To assess whether the exclusion of ETBF, which secretes the colitis-inducing B. fragilis toxin (BFT), reduced the disease burden, the authors measured the levels of BFT transcript in faeces and injury and inflammation in the colon and caecum. Interstrain competition enabled wild-type NTBF to provide complete protection from ETBF-induced colitis, whereas T6SS-deficient NTBF only provided partial protection. To identify the T6SS effector, or effectors, that contributed to interstrain competition, mass spectrometry of wild-type and T6SS-deficient NTBF was used to characterize the T6SS secretome, which identified Bte2 as the most abundant effector. Importantly, examination of a bte2-deficient NTBF strain confirmed that Bte2 is the effector that mediates exclusion of ETBF, and thus reduction of disease burden, in the mouse gut.
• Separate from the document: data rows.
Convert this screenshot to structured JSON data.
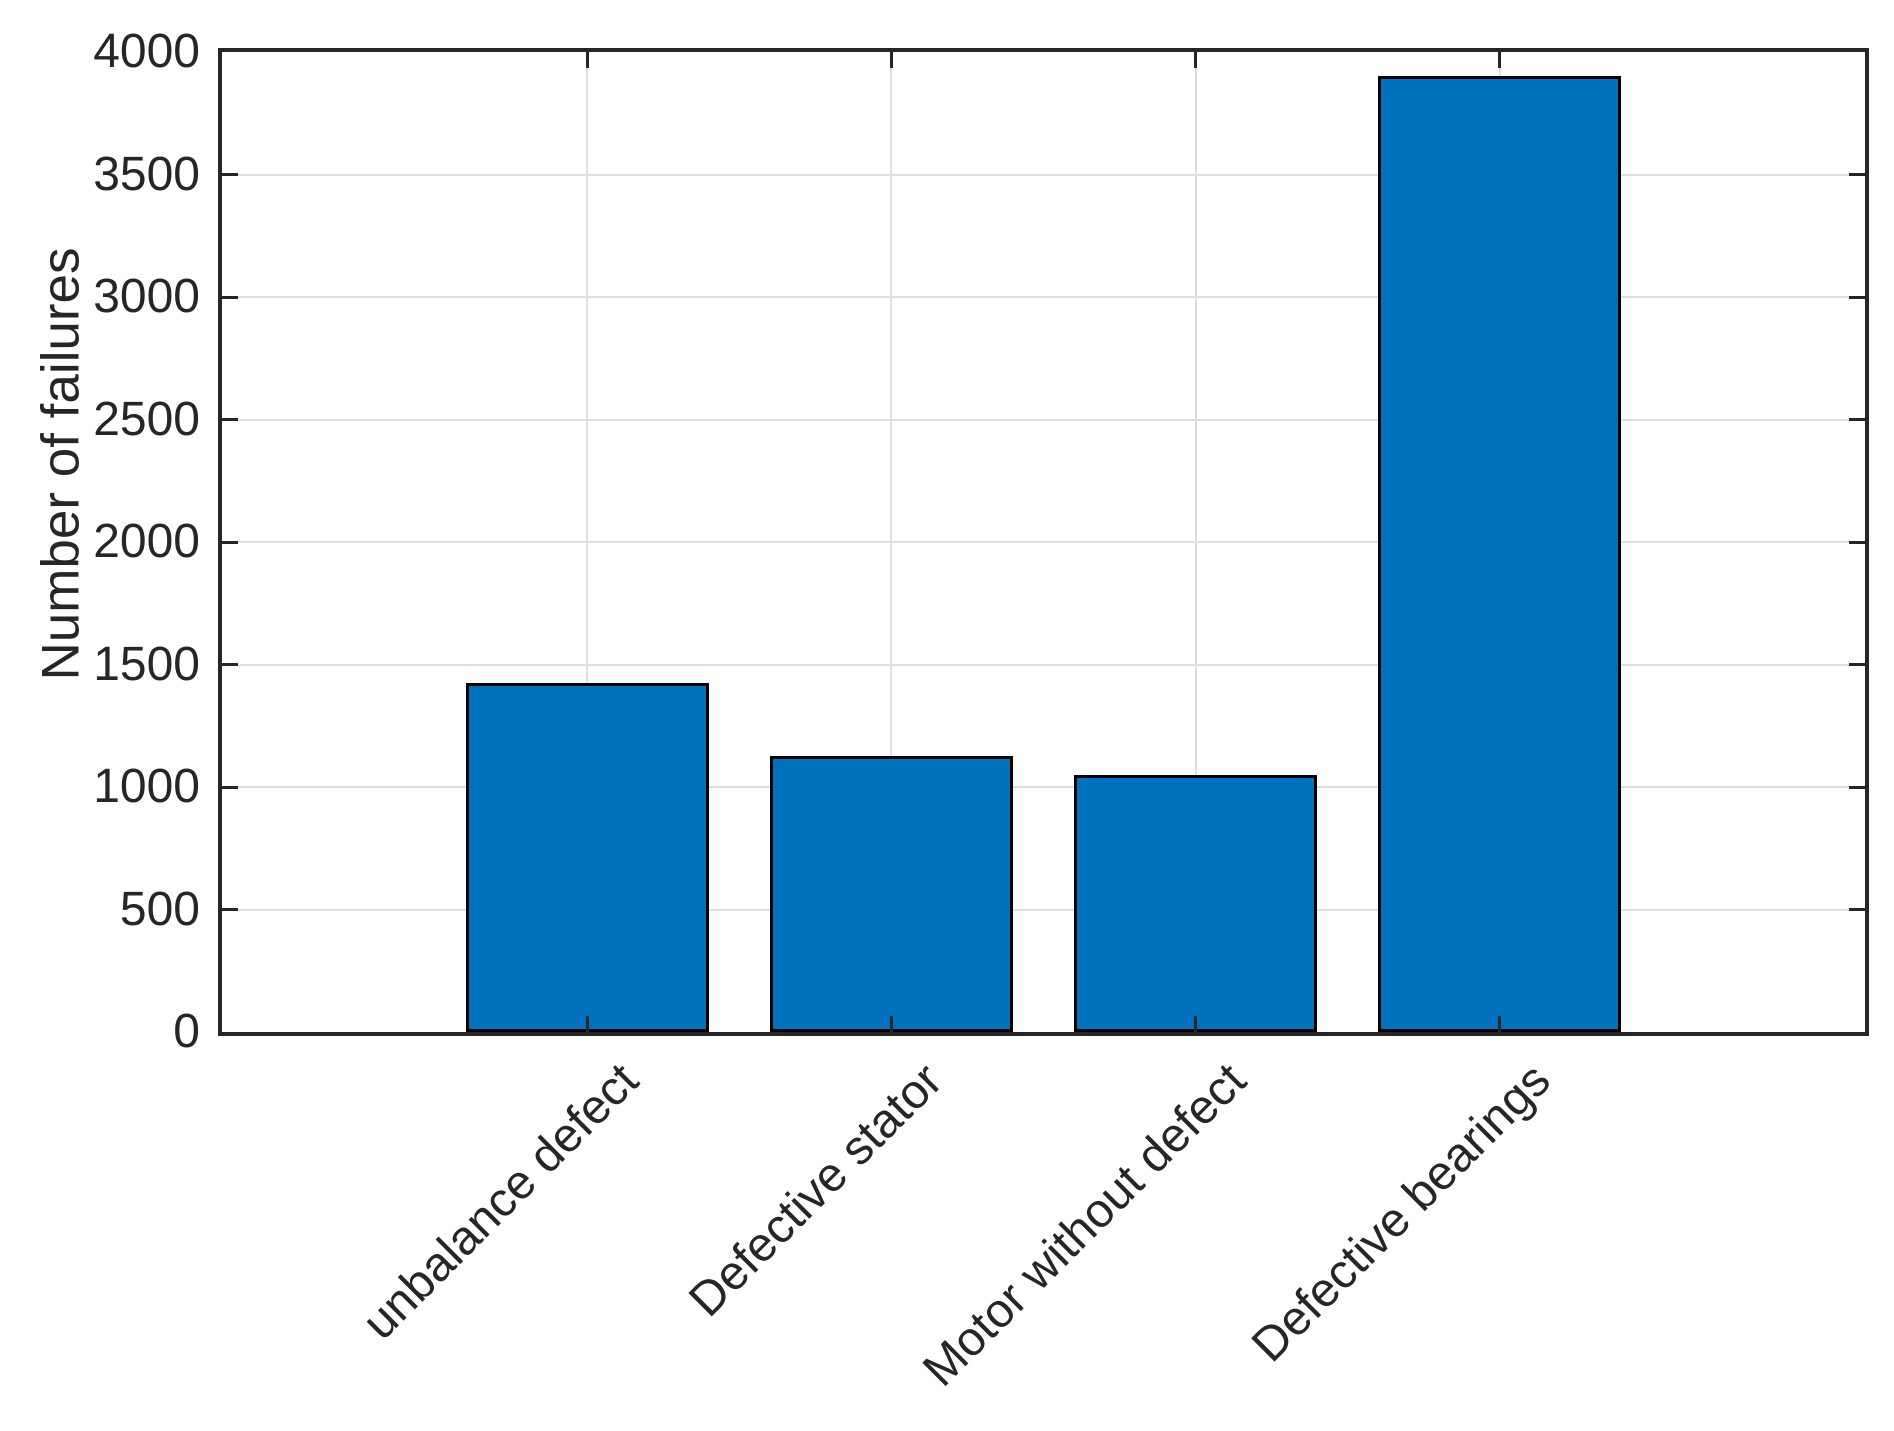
{
  "figure": {
    "background": "#ffffff"
  },
  "chart_data": {
    "type": "bar",
    "title": "",
    "xlabel": "",
    "ylabel": "Number of failures",
    "categories": [
      "unbalance defect",
      "Defective stator",
      "Motor without defect",
      "Defective bearings"
    ],
    "values": [
      1425,
      1125,
      1050,
      3900
    ],
    "ylim": [
      0,
      4000
    ],
    "ytick_interval": 500,
    "yticks": [
      0,
      500,
      1000,
      1500,
      2000,
      2500,
      3000,
      3500,
      4000
    ],
    "ytick_labels": [
      "0",
      "500",
      "1000",
      "1500",
      "2000",
      "2500",
      "3000",
      "3500",
      "4000"
    ],
    "grid": true,
    "legend_position": "none",
    "x_label_rotation_deg": 45,
    "bar_width_fraction": 0.8,
    "colors": {
      "bar_fill": "#0072BD",
      "bar_edge": "#000000",
      "axis": "#262626",
      "grid": "#dedede",
      "text": "#262626"
    }
  }
}
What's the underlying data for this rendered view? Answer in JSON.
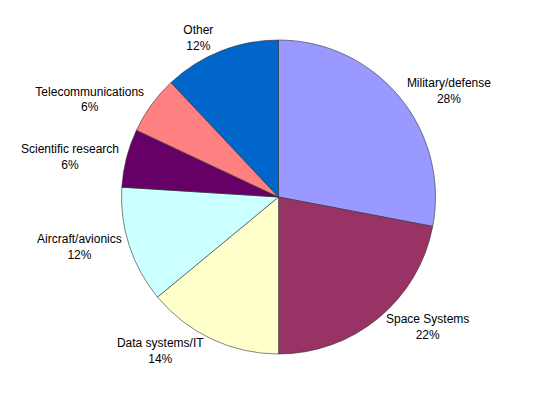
{
  "chart_data": {
    "type": "pie",
    "categories": [
      "Military/defense",
      "Space Systems",
      "Data systems/IT",
      "Aircraft/avionics",
      "Scientific research",
      "Telecommunications",
      "Other"
    ],
    "values": [
      28,
      22,
      14,
      12,
      6,
      6,
      12
    ],
    "value_labels": [
      "28%",
      "22%",
      "14%",
      "12%",
      "6%",
      "6%",
      "12%"
    ],
    "colors": [
      "#9999ff",
      "#993366",
      "#ffffcc",
      "#ccffff",
      "#660066",
      "#ff8080",
      "#0066cc"
    ],
    "data_labels": true
  }
}
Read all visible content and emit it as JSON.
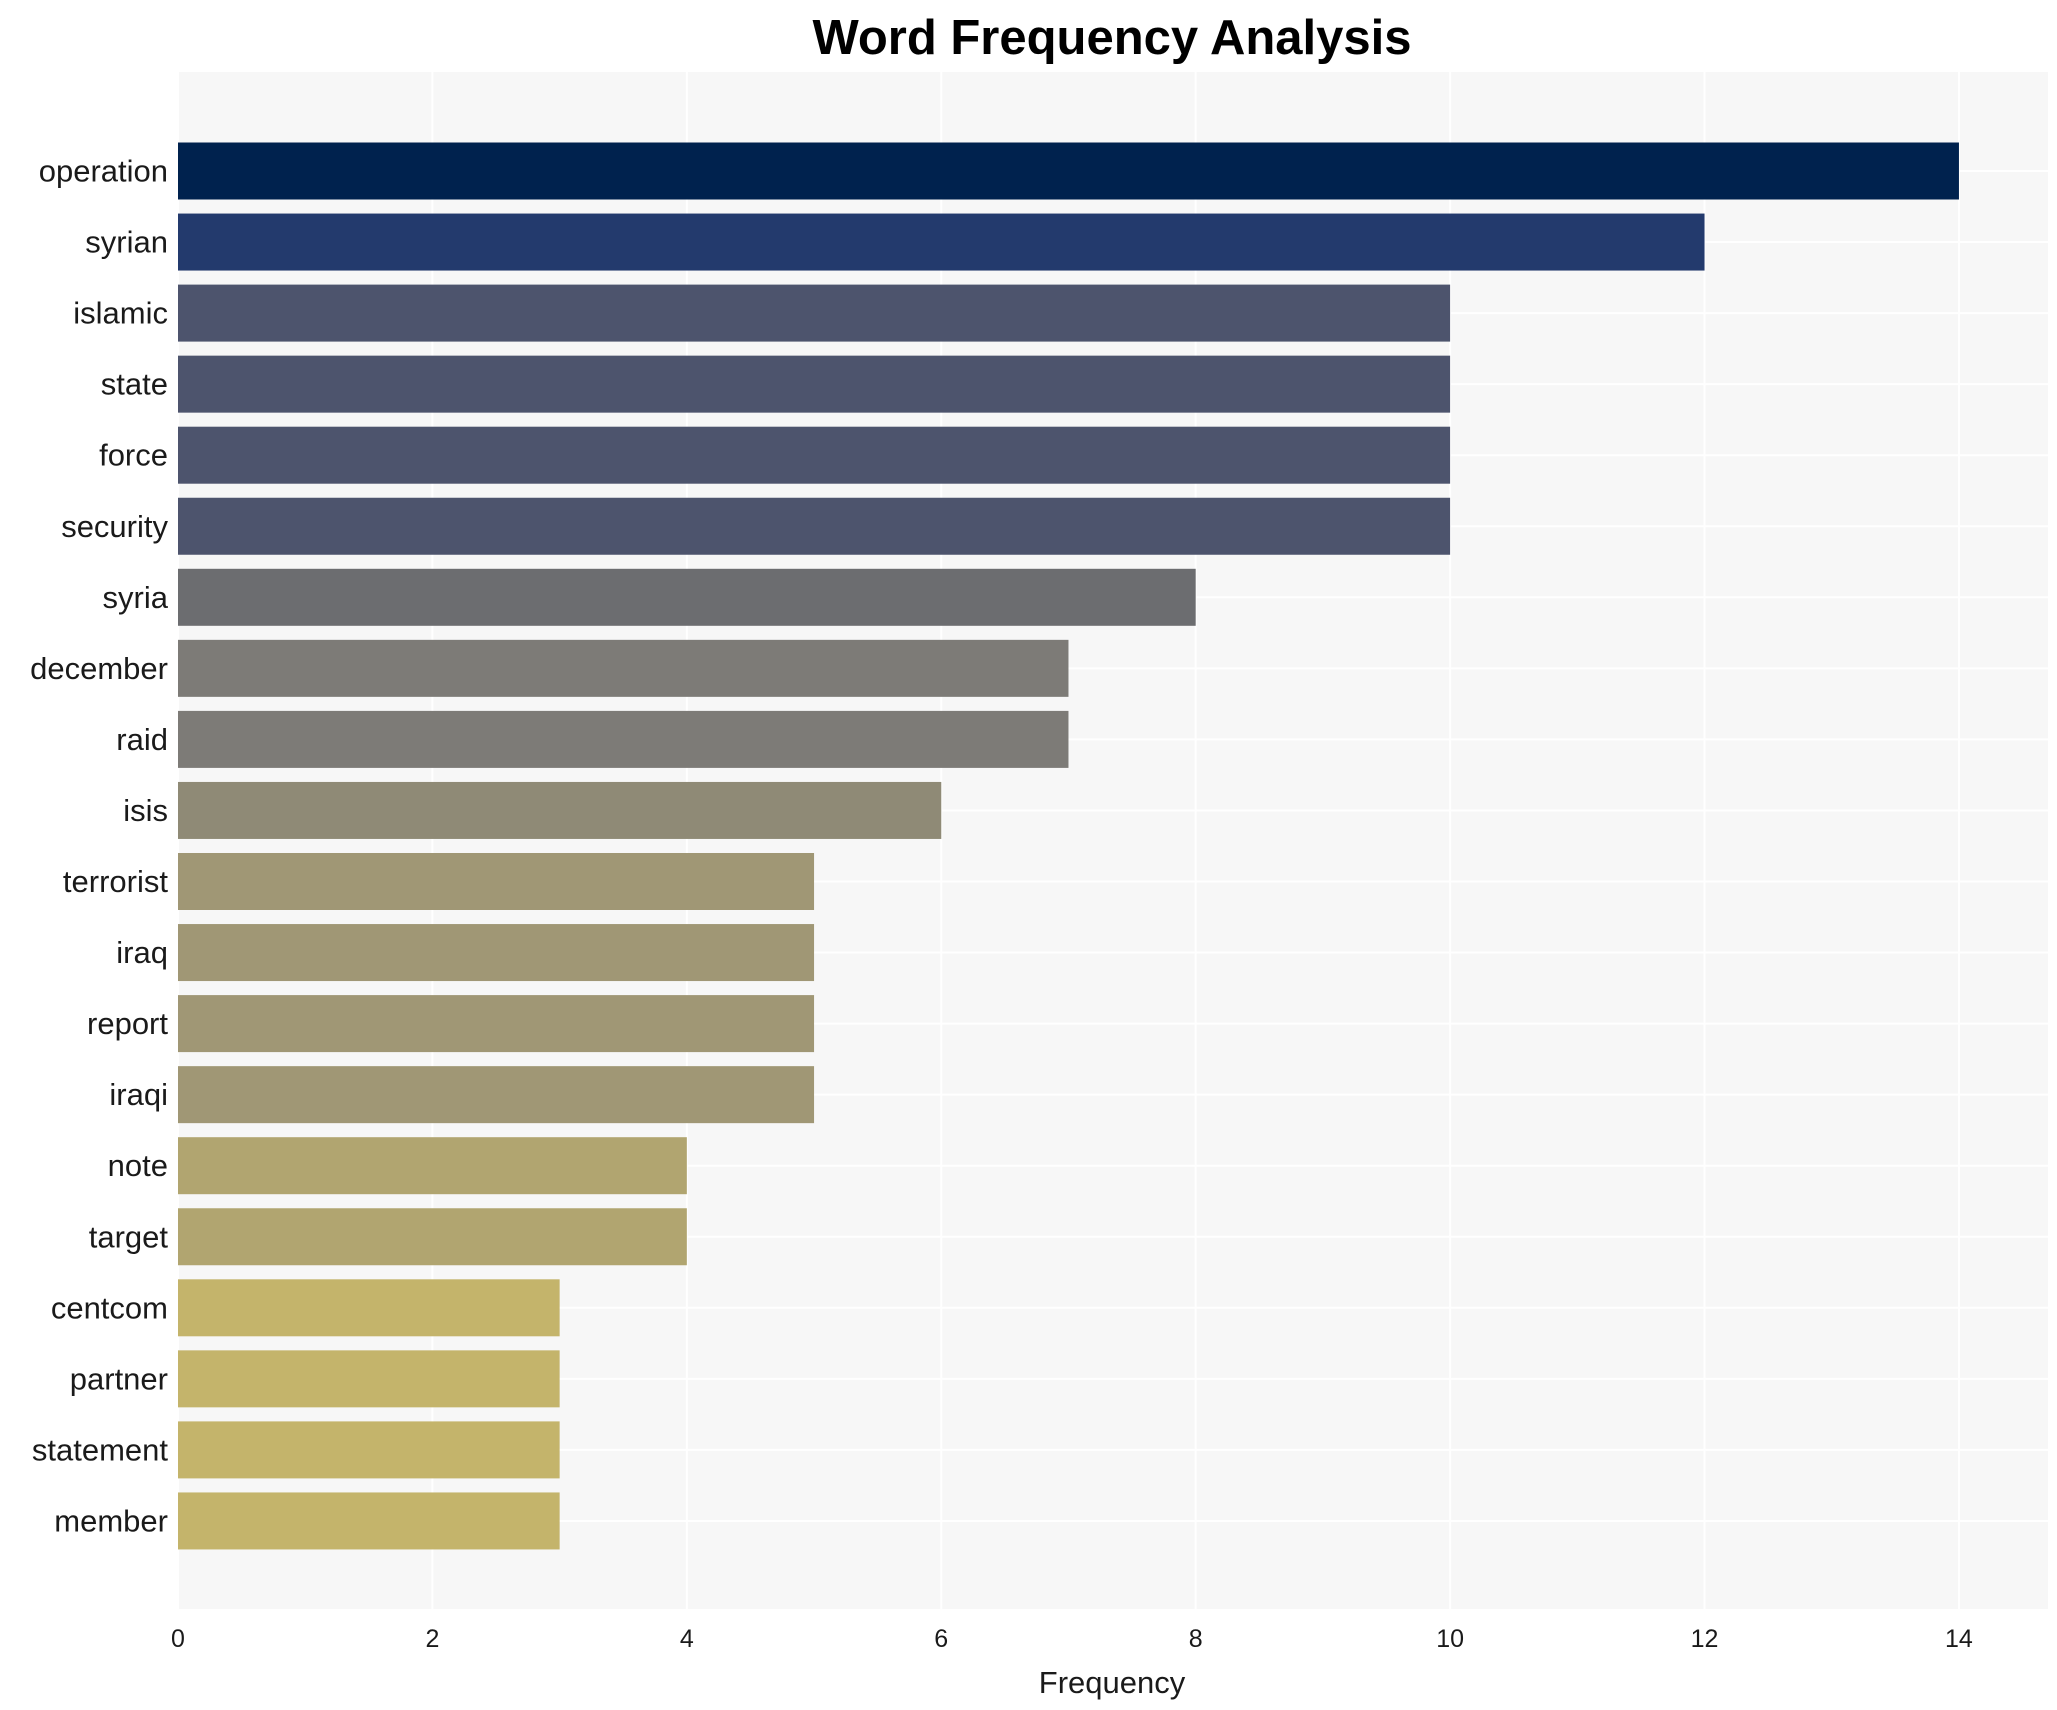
{
  "chart_data": {
    "type": "bar",
    "orientation": "horizontal",
    "title": "Word Frequency Analysis",
    "xlabel": "Frequency",
    "ylabel": "",
    "xlim": [
      0,
      14.7
    ],
    "xticks": [
      0,
      2,
      4,
      6,
      8,
      10,
      12,
      14
    ],
    "grid": true,
    "categories": [
      "operation",
      "syrian",
      "islamic",
      "state",
      "force",
      "security",
      "syria",
      "december",
      "raid",
      "isis",
      "terrorist",
      "iraq",
      "report",
      "iraqi",
      "note",
      "target",
      "centcom",
      "partner",
      "statement",
      "member"
    ],
    "values": [
      14,
      12,
      10,
      10,
      10,
      10,
      8,
      7,
      7,
      6,
      5,
      5,
      5,
      5,
      4,
      4,
      3,
      3,
      3,
      3
    ],
    "colors": [
      "#00224e",
      "#233a6d",
      "#4d546d",
      "#4d546d",
      "#4d546d",
      "#4d546d",
      "#6c6d70",
      "#7d7b77",
      "#7d7b77",
      "#8f8a76",
      "#a09775",
      "#a09775",
      "#a09775",
      "#a09775",
      "#b1a570",
      "#b1a570",
      "#c4b46b",
      "#c4b46b",
      "#c4b46b",
      "#c4b46b"
    ]
  }
}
Finally, a comparison of the ability of three NTBF and two ETBF strains to establish secondary colonization in monocolonized SPF mice showed that interstrain exclusion of secondary challenge was not specific to the exclusion of ETBF by NTBF. Instead, NTBF secondary challengers could also be excluded in mice that were monocolonized with ETBF or even by other NTBF strains, which suggests a broader role for interstrain competition in shaping the microbiota than pathogen exclusion. Furthermore, although the potency of interstrain competition varied between individual strains, the secondary challenge experiments indicate that a priority effect of the order of colonization is important in determining the outcome of interstrain competition between primary and secondary colonizers. Similarly to interstrain competition during co-colonization, this priority effect was abolished in primary colonizers deficient for T6SS.

Together, the findings reported in the study show that the secretion of Bte2 by NTBF T6SS is able to reduce disease burden by targeting ETBF and shape the microbiota by establishing a priority effect when competing with secondary NTBF challengers.